At length he came back, with
his jars filled, and any one may guess our unspeakable joy on being thus
opportunely delivered from the jaws of death.
He did not bring above
sixty or seventy gallons, and I was at great pains to restrain my men
from using it immoderately, allowing only a quart to be distributed
immediately to each man. What made me the more strict on this occasion
was, that Mr Randal assured me we should hardly get any more, the
breakers were so very dangerous. That very night we chanced to have a
shower of rain, on which we used every expedient for catching it, in
sheets, blankets, and sails. During our long thirst we had continually
wished for rainy weather, and had often good reason to expect it, by
seeing many louring black clouds, which seemed every minute ready to
discharge their burdens, yet never did before to any purpose. Next day I
sent our boatswain to make another essay; but after going round the
whole island, and wasting the entire day in search of a smooth beach, he
could not see a single spot where he might venture on shore. Thinking we
had a sufficient stock to carry us to Quibo, we weighed next day; and
while ranging near the island, we saw a smooth beach, on which I sent
our canoe again, which brought back nine jars full of water.
[Footnote 275: It may not be improper to state, that in such extremity
for want of water, great relief has been experienced by remaining
immersed for some time in the sea; the lymphatics of the skin absorbing
water to supply and relieve the system very materially. - E.]

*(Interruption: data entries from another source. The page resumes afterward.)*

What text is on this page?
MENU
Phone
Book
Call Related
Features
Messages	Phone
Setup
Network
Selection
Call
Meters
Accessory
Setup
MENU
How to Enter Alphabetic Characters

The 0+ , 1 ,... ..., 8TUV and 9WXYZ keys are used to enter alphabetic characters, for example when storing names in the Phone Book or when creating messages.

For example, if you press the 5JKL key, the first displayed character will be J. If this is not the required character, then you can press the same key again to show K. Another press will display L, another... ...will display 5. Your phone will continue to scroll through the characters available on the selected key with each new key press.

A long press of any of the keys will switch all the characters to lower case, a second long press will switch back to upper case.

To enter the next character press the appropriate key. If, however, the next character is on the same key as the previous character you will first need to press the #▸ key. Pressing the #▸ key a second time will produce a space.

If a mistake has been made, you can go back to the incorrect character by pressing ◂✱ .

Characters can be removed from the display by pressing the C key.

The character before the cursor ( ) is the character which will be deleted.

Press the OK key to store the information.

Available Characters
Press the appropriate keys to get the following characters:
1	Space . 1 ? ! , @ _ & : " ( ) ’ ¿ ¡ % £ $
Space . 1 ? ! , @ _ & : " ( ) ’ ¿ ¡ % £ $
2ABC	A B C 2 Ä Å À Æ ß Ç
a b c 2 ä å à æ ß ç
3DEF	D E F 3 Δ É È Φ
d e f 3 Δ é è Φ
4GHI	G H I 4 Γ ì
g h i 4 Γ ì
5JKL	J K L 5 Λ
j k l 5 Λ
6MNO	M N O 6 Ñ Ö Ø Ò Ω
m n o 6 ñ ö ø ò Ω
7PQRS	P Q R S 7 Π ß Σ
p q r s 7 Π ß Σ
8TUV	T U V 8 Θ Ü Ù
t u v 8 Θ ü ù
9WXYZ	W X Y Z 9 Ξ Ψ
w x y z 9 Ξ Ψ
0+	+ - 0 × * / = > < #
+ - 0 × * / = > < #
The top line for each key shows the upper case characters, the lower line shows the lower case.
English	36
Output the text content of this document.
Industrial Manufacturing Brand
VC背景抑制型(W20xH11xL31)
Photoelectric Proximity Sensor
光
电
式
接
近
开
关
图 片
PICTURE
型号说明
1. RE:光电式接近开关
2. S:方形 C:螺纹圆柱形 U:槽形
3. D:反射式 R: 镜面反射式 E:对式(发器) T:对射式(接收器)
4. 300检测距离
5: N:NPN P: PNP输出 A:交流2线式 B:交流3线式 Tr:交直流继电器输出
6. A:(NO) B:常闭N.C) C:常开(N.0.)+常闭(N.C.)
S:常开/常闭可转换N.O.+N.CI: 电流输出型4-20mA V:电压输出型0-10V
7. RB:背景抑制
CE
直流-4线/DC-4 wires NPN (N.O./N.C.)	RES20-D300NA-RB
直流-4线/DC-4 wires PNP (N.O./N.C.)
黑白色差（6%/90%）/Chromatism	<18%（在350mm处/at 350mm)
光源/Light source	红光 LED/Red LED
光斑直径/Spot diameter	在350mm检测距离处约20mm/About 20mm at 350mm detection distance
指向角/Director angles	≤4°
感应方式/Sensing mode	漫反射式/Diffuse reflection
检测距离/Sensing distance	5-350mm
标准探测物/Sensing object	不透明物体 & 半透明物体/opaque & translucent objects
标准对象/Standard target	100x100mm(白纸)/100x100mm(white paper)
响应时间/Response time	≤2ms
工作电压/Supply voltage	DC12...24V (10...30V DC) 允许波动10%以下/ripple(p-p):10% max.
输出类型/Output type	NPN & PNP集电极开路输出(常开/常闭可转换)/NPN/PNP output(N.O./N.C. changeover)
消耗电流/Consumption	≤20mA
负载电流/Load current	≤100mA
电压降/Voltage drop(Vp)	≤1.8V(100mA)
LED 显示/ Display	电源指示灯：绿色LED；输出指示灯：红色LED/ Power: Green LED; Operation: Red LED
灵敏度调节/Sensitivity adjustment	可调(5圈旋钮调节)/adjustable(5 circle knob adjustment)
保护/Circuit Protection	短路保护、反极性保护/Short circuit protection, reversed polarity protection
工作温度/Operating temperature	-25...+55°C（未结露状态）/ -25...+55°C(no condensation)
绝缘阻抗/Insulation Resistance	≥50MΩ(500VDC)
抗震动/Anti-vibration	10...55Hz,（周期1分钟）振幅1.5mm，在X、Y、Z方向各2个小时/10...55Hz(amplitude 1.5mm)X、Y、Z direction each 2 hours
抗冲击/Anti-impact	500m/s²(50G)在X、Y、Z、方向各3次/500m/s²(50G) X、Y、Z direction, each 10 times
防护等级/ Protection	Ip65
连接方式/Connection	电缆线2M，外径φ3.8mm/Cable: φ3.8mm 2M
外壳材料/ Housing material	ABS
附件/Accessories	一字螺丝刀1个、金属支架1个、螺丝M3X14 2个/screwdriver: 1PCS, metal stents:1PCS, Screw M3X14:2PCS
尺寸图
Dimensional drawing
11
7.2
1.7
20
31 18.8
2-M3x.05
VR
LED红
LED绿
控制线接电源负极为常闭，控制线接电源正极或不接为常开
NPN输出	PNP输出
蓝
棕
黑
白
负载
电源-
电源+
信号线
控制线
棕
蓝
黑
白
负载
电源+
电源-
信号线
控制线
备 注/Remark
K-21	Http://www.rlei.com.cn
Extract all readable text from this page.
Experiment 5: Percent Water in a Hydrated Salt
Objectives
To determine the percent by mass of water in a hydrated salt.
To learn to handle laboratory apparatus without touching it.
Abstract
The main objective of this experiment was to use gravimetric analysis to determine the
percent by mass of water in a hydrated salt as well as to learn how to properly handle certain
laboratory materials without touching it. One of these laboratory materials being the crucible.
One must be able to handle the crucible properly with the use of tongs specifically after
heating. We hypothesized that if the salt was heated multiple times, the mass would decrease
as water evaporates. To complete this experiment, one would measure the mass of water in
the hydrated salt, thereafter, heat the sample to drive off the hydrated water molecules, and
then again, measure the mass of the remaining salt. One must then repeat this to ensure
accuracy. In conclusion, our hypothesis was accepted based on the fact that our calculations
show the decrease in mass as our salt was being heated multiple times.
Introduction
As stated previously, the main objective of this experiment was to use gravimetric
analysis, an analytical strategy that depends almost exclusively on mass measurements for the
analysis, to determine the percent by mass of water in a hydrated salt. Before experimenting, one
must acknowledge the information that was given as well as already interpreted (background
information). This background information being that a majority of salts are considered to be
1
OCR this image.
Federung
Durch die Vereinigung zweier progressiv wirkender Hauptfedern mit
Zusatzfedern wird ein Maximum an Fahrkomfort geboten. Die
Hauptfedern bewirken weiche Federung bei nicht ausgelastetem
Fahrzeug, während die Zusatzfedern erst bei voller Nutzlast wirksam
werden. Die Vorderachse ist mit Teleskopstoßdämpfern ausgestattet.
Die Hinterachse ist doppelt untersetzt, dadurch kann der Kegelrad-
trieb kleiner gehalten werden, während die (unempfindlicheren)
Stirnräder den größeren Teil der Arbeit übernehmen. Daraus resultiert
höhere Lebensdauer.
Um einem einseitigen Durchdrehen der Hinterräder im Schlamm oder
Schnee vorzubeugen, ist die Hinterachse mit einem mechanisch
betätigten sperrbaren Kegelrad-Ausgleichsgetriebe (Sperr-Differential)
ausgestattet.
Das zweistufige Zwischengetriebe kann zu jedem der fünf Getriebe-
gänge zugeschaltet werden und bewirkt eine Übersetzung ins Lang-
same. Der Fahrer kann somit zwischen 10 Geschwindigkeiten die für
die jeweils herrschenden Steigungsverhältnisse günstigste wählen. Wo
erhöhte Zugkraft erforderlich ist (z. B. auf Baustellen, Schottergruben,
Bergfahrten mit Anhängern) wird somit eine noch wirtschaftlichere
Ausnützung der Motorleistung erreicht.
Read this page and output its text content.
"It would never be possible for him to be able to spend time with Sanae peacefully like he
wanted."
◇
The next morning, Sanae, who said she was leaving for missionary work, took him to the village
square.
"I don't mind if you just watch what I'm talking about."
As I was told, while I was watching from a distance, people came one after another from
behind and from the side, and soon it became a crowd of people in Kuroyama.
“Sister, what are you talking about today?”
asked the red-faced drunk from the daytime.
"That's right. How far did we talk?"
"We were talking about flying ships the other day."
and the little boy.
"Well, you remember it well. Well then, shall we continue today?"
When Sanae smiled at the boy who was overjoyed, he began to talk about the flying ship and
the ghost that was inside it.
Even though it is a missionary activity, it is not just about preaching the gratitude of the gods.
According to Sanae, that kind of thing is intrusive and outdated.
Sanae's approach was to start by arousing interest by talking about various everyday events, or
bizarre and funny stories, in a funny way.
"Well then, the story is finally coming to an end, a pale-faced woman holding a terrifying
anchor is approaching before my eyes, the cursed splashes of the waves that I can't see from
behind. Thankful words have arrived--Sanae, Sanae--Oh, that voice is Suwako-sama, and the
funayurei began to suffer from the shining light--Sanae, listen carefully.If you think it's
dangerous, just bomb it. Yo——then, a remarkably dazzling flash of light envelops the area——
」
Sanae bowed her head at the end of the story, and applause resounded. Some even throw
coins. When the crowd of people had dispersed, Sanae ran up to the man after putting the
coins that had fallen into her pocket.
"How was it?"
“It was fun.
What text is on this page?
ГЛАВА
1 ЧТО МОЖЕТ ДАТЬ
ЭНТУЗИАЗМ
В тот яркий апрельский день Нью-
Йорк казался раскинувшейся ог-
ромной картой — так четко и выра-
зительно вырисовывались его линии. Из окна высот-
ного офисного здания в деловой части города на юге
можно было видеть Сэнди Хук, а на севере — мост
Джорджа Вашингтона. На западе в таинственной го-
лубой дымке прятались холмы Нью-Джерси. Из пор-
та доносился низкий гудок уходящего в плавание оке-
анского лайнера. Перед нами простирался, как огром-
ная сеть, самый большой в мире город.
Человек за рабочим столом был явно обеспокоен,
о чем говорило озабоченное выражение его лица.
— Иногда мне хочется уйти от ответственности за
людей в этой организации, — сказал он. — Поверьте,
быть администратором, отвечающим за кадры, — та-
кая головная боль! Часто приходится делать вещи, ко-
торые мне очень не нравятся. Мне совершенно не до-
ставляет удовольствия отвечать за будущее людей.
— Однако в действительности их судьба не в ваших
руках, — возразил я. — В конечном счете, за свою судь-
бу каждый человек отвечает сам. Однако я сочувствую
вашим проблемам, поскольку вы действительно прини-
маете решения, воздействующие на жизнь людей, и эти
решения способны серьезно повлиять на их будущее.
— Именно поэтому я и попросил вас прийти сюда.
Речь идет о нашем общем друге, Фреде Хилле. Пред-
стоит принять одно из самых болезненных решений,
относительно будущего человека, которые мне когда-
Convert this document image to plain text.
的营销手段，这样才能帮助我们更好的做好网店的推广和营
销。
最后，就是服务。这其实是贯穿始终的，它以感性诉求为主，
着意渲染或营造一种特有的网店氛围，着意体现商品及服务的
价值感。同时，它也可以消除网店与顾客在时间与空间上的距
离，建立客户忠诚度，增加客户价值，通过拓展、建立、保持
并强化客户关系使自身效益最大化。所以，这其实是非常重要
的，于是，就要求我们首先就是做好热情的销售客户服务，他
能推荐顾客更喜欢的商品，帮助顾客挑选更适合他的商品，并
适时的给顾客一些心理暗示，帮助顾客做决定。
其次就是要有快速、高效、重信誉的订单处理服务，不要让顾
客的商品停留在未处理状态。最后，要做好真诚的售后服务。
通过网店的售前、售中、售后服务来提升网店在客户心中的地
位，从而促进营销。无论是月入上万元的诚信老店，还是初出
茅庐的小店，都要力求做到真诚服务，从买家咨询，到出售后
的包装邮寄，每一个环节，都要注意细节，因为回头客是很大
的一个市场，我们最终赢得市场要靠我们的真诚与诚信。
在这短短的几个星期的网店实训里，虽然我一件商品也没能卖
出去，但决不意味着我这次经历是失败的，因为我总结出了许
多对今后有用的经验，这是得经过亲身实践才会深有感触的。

We now pursued our course to the S.E. and arrived in a few days at
Quibo, anchoring at the same place where we had been formerly. We
pursued our business of wooding and watering at this island with
tolerable chearfulness, yet without any great hurry; chiefly because we
were now within eighty leagues of Panama, and it was requisite for us to
deliberate very seriously on our scheme of surrendering to the
Spaniards. We considered Panama as well calculated for treating on this
subject, not being any way strong towards the sea; and as we had a good
ship, we thought it no difficult matter to settle the terms of our
surrender, before giving ourselves into their hands. We also reckoned on
some assistance from the factors of the South Sea company, resident
there, who, in case a peace were actually concluded in Europe, might
intercede for us, and procure us a passage for Europe. Yet as there was
something extremely disagreeable in the idea of a surrender, especially
to such enemies as the Spaniards, we were in no great hurry,
particularly as we were here somewhat at our ease, enjoying many
conveniences to which we had long been strangers. The free use we made
of the excellent fruits growing on this island brought the flux among
us, which weakened us very much, and interrupted our work for some days,
yet in the main did us little hurt, or rather tended to preserve us from
the scurvy. We deliberated and consulted as to our future conduct; but
our views were so discordant, and our minds so distracted, that we could
come to no resolution, except that of continuing here, in hopes of
something happening to our advantage.
The island of Quibo or Coibo is almost in the same parallel with
Panama, [276] being about twenty-four English miles from N. to S. and
twelve from E. to W. It is of moderate height, covered all over with
inaccessible woods, always green; and, though never inhabited, abounds
with papaws and limes, and some other fruits I never saw before, which
are nearly as good, though wholly neglected, as those that are most
carefully attended to in other islands in similar latitudes, whence it
may be inferred that the soil is fertile; and, if ever inhabited and
cleared, it promises to be as productive as the best of our West-India
islands. The pearl-fishers, not being able to follow their occupation
during the vandevals, or black stormy months, from the beginning of
June to the end of November, have a few scattered huts in several parts
of this island and of Quivetta, used by the divers during their
season, in which they sleep and open their oysters, so that the sandy
beach is covered with fine mother-of-pearl shells. In wading only to the
middle, we could reach large pearl oysters with our hands, which at
first pleased us much; but we found them as tough as leather, and quite
unpalatable. Having no seyne, I can say little about other kinds of
fish. We occasionally observed a large kind of flat fish, which often
sprung a great way out of the water, which are said to be very
destructive to the divers; for, when these return to the surface, unless
they take great care, these fish wrap themselves round the divers, and
hold them fast till drowned. To guard against this, the divers always
carry a sharp-pointed knife, and on seeing any of these fish above them,
present the point over their heads, and stick it into the fish's belly.
They are also subject to great danger from alligators, which swarm in
this part of the sea; and some of us fancied we saw one swimming below
the surface near Mariato Point, only a few leagues from hence. This
island has a great variety of birds, also great numbers of black monkeys
and guanoes, which last mostly frequent the streams of fresh water. Some
of these guanoes are of extraordinary size, being of a grey colour with
black streaks, those about the head being brown.